While we at Military Times haven't seen any 2016 spots that will rise to the level of entrance in a film festival, there are plenty of spotlight-worthy clips to share. check out these more comprehensive lists, and then click below for some senior leaders, standout film-making ... and the occasional puppet.
What: That's Army Secretary Eric Fanning, blowing the whistle on the so-called "Gridiron Directive," which has been in place since the early 2000s and, apparently, forces Army West Point to throw the Army-Navy game each year so sailors don't come down with a fatal case of service envy.
Pro: The vignettes are well-produced, and Lt. Gen. Robert Caslen, the U.S. Military Academy's superintendent, is a welcome addition to any spirit video.
Con: Plot is far down the list when it comes to spirit spot priorities, but we're supposed to believe the Gridiron Directive stayed in place for 14 years without anybody letting the cat out of the bag? You'd think former Army head coach Rich Ellerson would've at least mentioned it in passing.

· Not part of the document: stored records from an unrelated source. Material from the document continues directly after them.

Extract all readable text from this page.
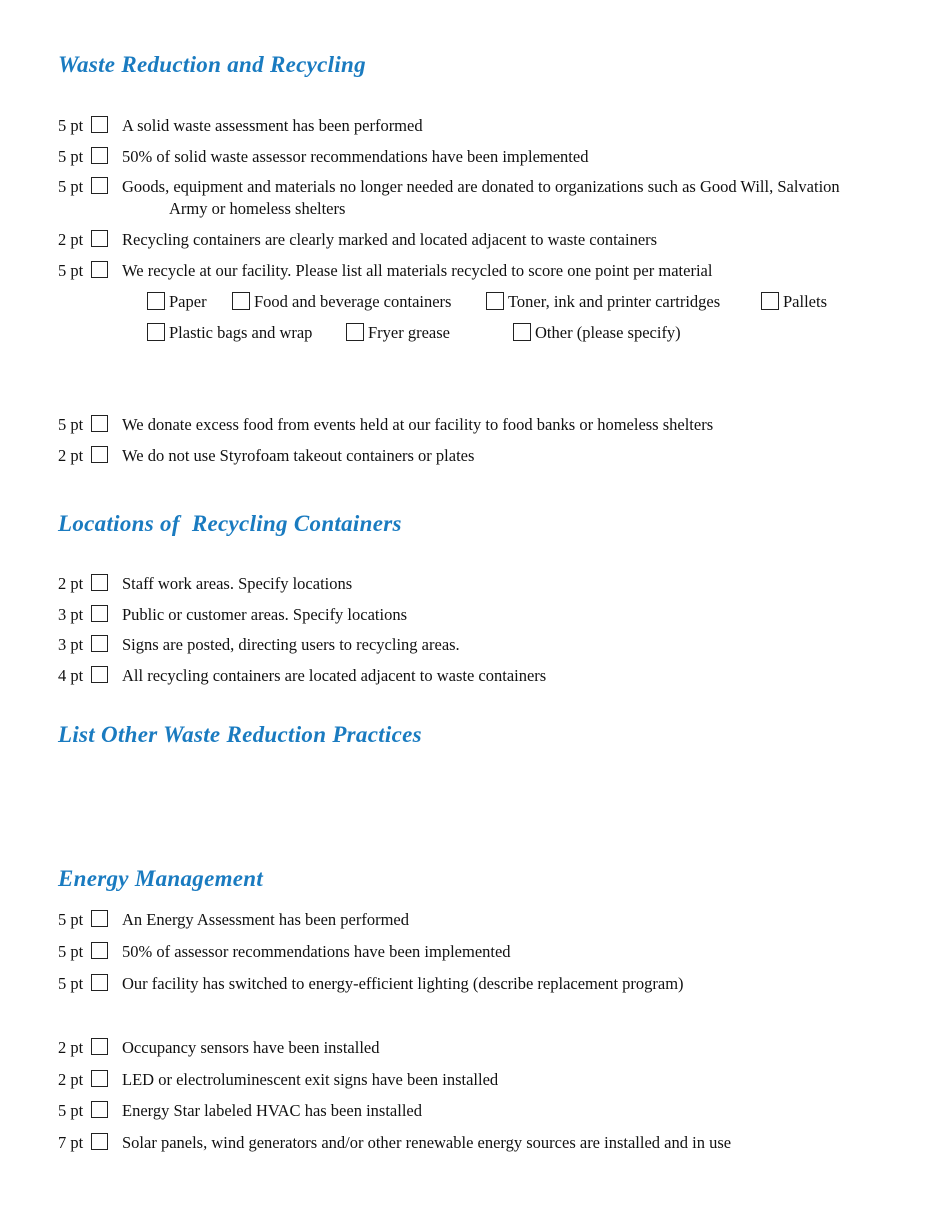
Waste Reduction and Recycling
5 pt A solid waste assessment has been performed
5 pt 50% of solid waste assessor recommendations have been implemented
5 pt Goods, equipment and materials no longer needed are donated to organizations such as Good Will, Salvation
Army or homeless shelters
2 pt Recycling containers are clearly marked and located adjacent to waste containers
5 pt We recycle at our facility. Please list all materials recycled to score one point per material
Paper	Food and beverage containers	Toner, ink and printer cartridges	Pallets
Plastic bags and wrap	Fryer grease	Other (please specify)
5 pt We donate excess food from events held at our facility to food banks or homeless shelters
2 pt We do not use Styrofoam takeout containers or plates
Locations of  Recycling Containers
2 pt Staff work areas. Specify locations
3 pt Public or customer areas. Specify locations
3 pt Signs are posted, directing users to recycling areas.
4 pt All recycling containers are located adjacent to waste containers
List Other Waste Reduction Practices
Energy Management
5 pt An Energy Assessment has been performed
5 pt 50% of assessor recommendations have been implemented
5 pt Our facility has switched to energy-efficient lighting (describe replacement program)
2 pt Occupancy sensors have been installed
2 pt LED or electroluminescent exit signs have been installed
5 pt Energy Star labeled HVAC has been installed
7 pt Solar panels, wind generators and/or other renewable energy sources are installed and in use
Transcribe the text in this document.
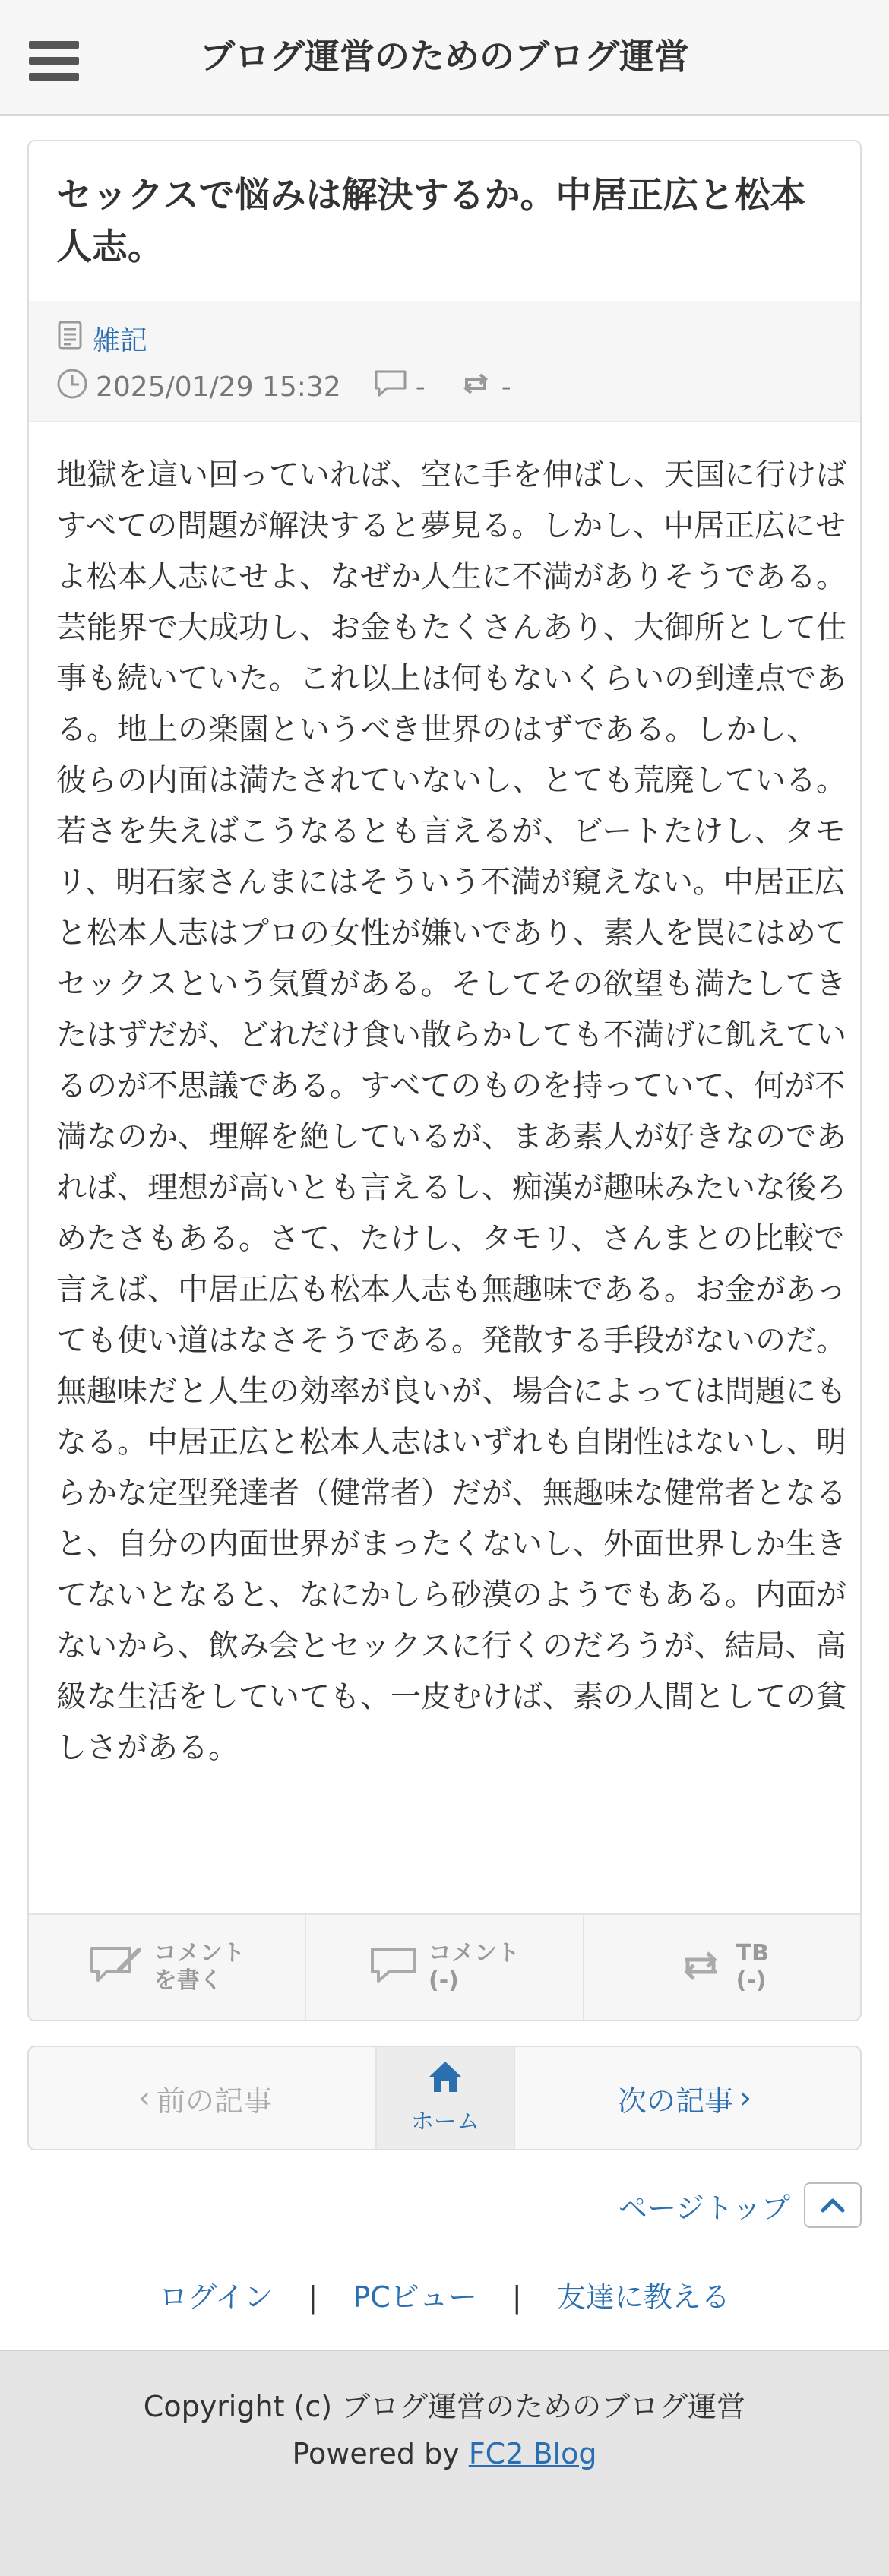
ブログ運営のためのブログ運営
セックスで悩みは解決するか。中居正広と松本人志。
雑記
2025/01/29 15:32	-	-
地獄を這い回っていれば、空に手を伸ばし、天国に行けばすべての問題が解決すると夢見る。しかし、中居正広にせよ松本人志にせよ、なぜか人生に不満がありそうである。芸能界で大成功し、お金もたくさんあり、大御所として仕事も続いていた。これ以上は何もないくらいの到達点である。地上の楽園というべき世界のはずである。しかし、彼らの内面は満たされていないし、とても荒廃している。若さを失えばこうなるとも言えるが、ビートたけし、タモリ、明石家さんまにはそういう不満が窺えない。中居正広と松本人志はプロの女性が嫌いであり、素人を罠にはめてセックスという気質がある。そしてその欲望も満たしてきたはずだが、どれだけ食い散らかしても不満げに飢えているのが不思議である。すべてのものを持っていて、何が不満なのか、理解を絶しているが、まあ素人が好きなのであれば、理想が高いとも言えるし、痴漢が趣味みたいな後ろめたさもある。さて、たけし、タモリ、さんまとの比較で言えば、中居正広も松本人志も無趣味である。お金があっても使い道はなさそうである。発散する手段がないのだ。無趣味だと人生の効率が良いが、場合によっては問題にもなる。中居正広と松本人志はいずれも自閉性はないし、明らかな定型発達者（健常者）だが、無趣味な健常者となると、自分の内面世界がまったくないし、外面世界しか生きてないとなると、なにかしら砂漠のようでもある。内面がないから、飲み会とセックスに行くのだろうが、結局、高級な生活をしていても、一皮むけば、素の人間としての貧しさがある。
コメント
を書く
コメント
(-)
TB
(-)
‹ 前の記事
ホーム
次の記事 ›
ページトップ
ログイン | PCビュー | 友達に教える
Copyright (c) ブログ運営のためのブログ運営
Powered by FC2 Blog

Speaking of ...
What: That's not Rich Ellerson, but DoubleBond Production has brought back their doppelganger for another go-round. It's a bit shorter than the 2014 version, but retains the key elements: Outrageous pro-Navy statements from a former Army football coach, and a nod toward Lincoln car commercials.
Pro: The parody is dead-on, to the point where viewers are left waiting for Matthew McConaughey to wander out and start up his inner monologue.

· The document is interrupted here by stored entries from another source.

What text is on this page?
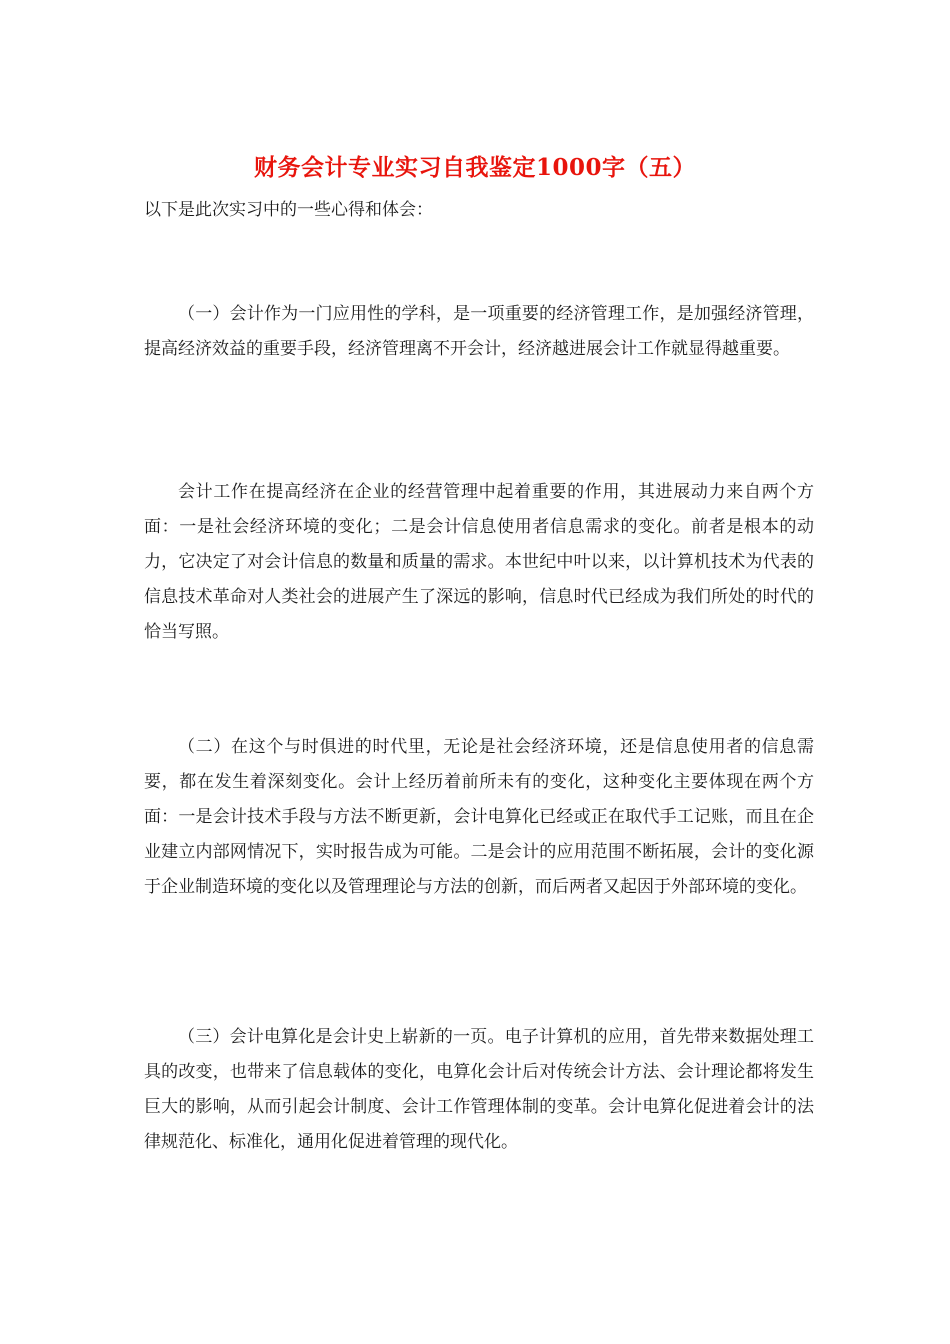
财务会计专业实习自我鉴定1000字（五）

以下是此次实习中的一些心得和体会：

（一）会计作为一门应用性的学科，是一项重要的经济管理工作，是加强经济管理，提高经济效益的重要手段，经济管理离不开会计，经济越进展会计工作就显得越重要。

会计工作在提高经济在企业的经营管理中起着重要的作用，其进展动力来自两个方面：一是社会经济环境的变化；二是会计信息使用者信息需求的变化。前者是根本的动力，它决定了对会计信息的数量和质量的需求。本世纪中叶以来，以计算机技术为代表的信息技术革命对人类社会的进展产生了深远的影响，信息时代已经成为我们所处的时代的恰当写照。

（二）在这个与时俱进的时代里，无论是社会经济环境，还是信息使用者的信息需要，都在发生着深刻变化。会计上经历着前所未有的变化，这种变化主要体现在两个方面：一是会计技术手段与方法不断更新，会计电算化已经或正在取代手工记账，而且在企业建立内部网情况下，实时报告成为可能。二是会计的应用范围不断拓展，会计的变化源于企业制造环境的变化以及管理理论与方法的创新，而后两者又起因于外部环境的变化。

（三）会计电算化是会计史上崭新的一页。电子计算机的应用，首先带来数据处理工具的改变，也带来了信息载体的变化，电算化会计后对传统会计方法、会计理论都将发生巨大的影响，从而引起会计制度、会计工作管理体制的变革。会计电算化促进着会计的法律规范化、标准化，通用化促进着管理的现代化。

Con: He doesn't. Probably busy with a bigger-budget offering. Speaking of ...
What: A training exercise serves as a platform for a cinematic dig at sailors.

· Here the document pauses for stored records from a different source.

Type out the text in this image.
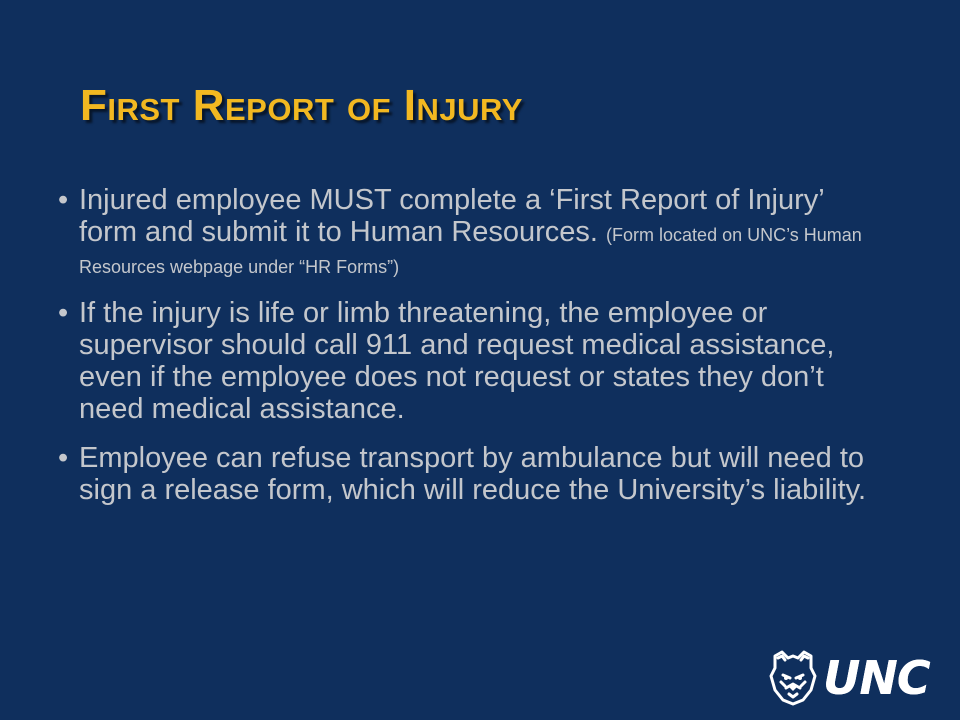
First Report of Injury
• Injured employee MUST complete a ‘First Report of Injury’ form and submit it to Human Resources. (Form located on UNC’s Human Resources webpage under “HR Forms”)
• If the injury is life or limb threatening, the employee or supervisor should call 911 and request medical assistance, even if the employee does not request or states they don’t need medical assistance.
• Employee can refuse transport by ambulance but will need to sign a release form, which will reduce the University’s liability.
UNC
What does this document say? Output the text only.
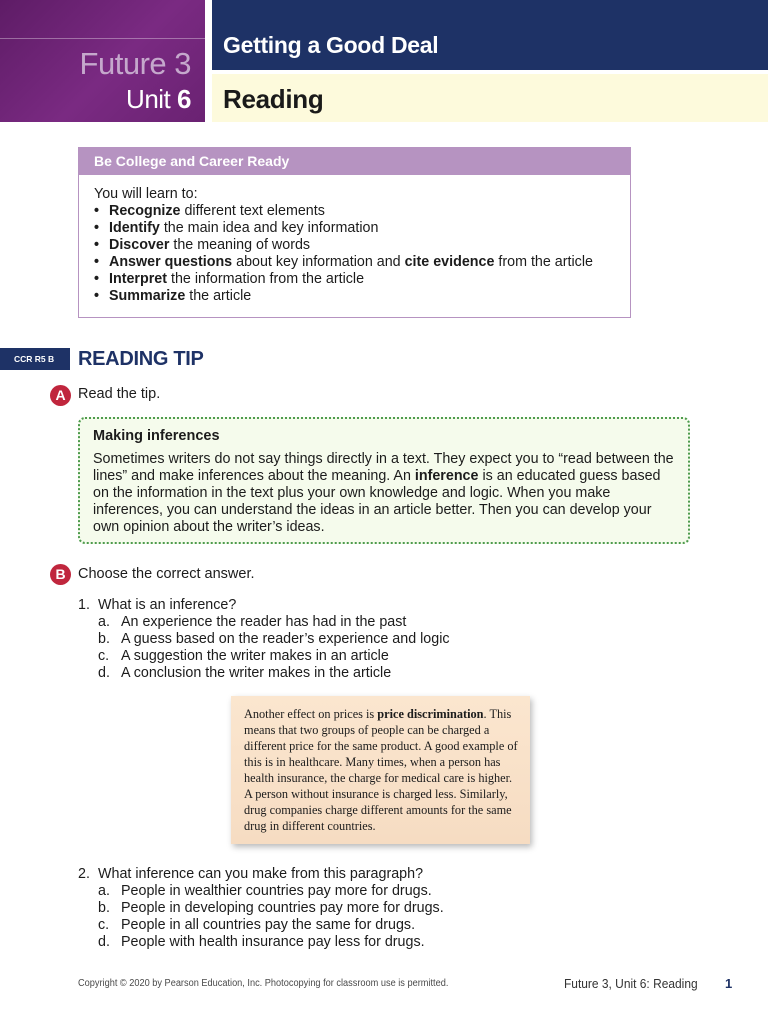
Future 3
Unit 6
Getting a Good Deal
Reading
Be College and Career Ready
You will learn to:
• Recognize different text elements
• Identify the main idea and key information
• Discover the meaning of words
• Answer questions about key information and cite evidence from the article
• Interpret the information from the article
• Summarize the article
CCR R5 B	READING TIP
A Read the tip.
Making inferences
Sometimes writers do not say things directly in a text. They expect you to “read between the lines” and make inferences about the meaning. An inference is an educated guess based on the information in the text plus your own knowledge and logic. When you make inferences, you can understand the ideas in an article better. Then you can develop your own opinion about the writer’s ideas.
B Choose the correct answer.
1. What is an inference?
a. An experience the reader has had in the past
b. A guess based on the reader’s experience and logic
c. A suggestion the writer makes in an article
d. A conclusion the writer makes in the article
Another effect on prices is price discrimination. This means that two groups of people can be charged a different price for the same product. A good example of this is in healthcare. Many times, when a person has health insurance, the charge for medical care is higher. A person without insurance is charged less. Similarly, drug companies charge different amounts for the same drug in different countries.
2. What inference can you make from this paragraph?
a. People in wealthier countries pay more for drugs.
b. People in developing countries pay more for drugs.
c. People in all countries pay the same for drugs.
d. People with health insurance pay less for drugs.
Copyright © 2020 by Pearson Education, Inc. Photocopying for classroom use is permitted.	Future 3, Unit 6: Reading 1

Pro: The cinematography far surpasses a typical spirit spot, and the voice-over makes it stand out as an all-timer.
Con: The "spirit" portion is all but tacked on to the end of the piece. Rivalry fans might want something that features more head-to-head competition. Speaking of ...
What: Navy Secretary Ray Mabus battles a slightly younger competitor in a classic board game. It doesn't go well.
Pro: Brief, straightforward and with a simple message: The streak shows that beating Army has been child's play.
Con: The piece doesn't show the range of Mabus, an established TV and film star. Not all high-ranking military leaders have his on-camera resume. Speaking of ...
What: A rare joint operation featuring Chief of Naval Operations Adm. John Richardson and Army Chief of Staff Gen. Mark Milley, poking fun at one another with the help of some mascots.
Pro: The piece shows the value of legacy equipment -- specifically, the modified "kick me" sign on the back.
Con: Past years have included much more sniping at the four-star level. Also, more foam hats, for a more fun-loving atmosphere. And horses and goats. Speaking of ...
What: If Sesame Street has taught us anything, sometimes the best points are made by puppets.
Pro: Minimalist in approach, the film already has made fans over at the Army-Navy game's official spirit spot contest, where it's been named a finalist.
Con: Crafty cinematography offered by other spirit spots may leave low-tech entries like this one in their wake. Speaking of ...
What: They're not exactly Little Rascals, but they're close -- a unique retelling of the traditional mascot-kidnapping, on a smaller scale.
Pro: Even if the kids weren't cute or the action wasn't an admirable throwback to sepia-toned TV hijinks, it's nearly impossible to screw up anything with "Ballad of the Green Berets" as its soundtrack.
Con: Should probably come with an not-safe-for-work warning -- not for any content issues, but because fellow service members and/or office-mates may question your mental state if you laugh, cry and "awww" at the same 193-second video.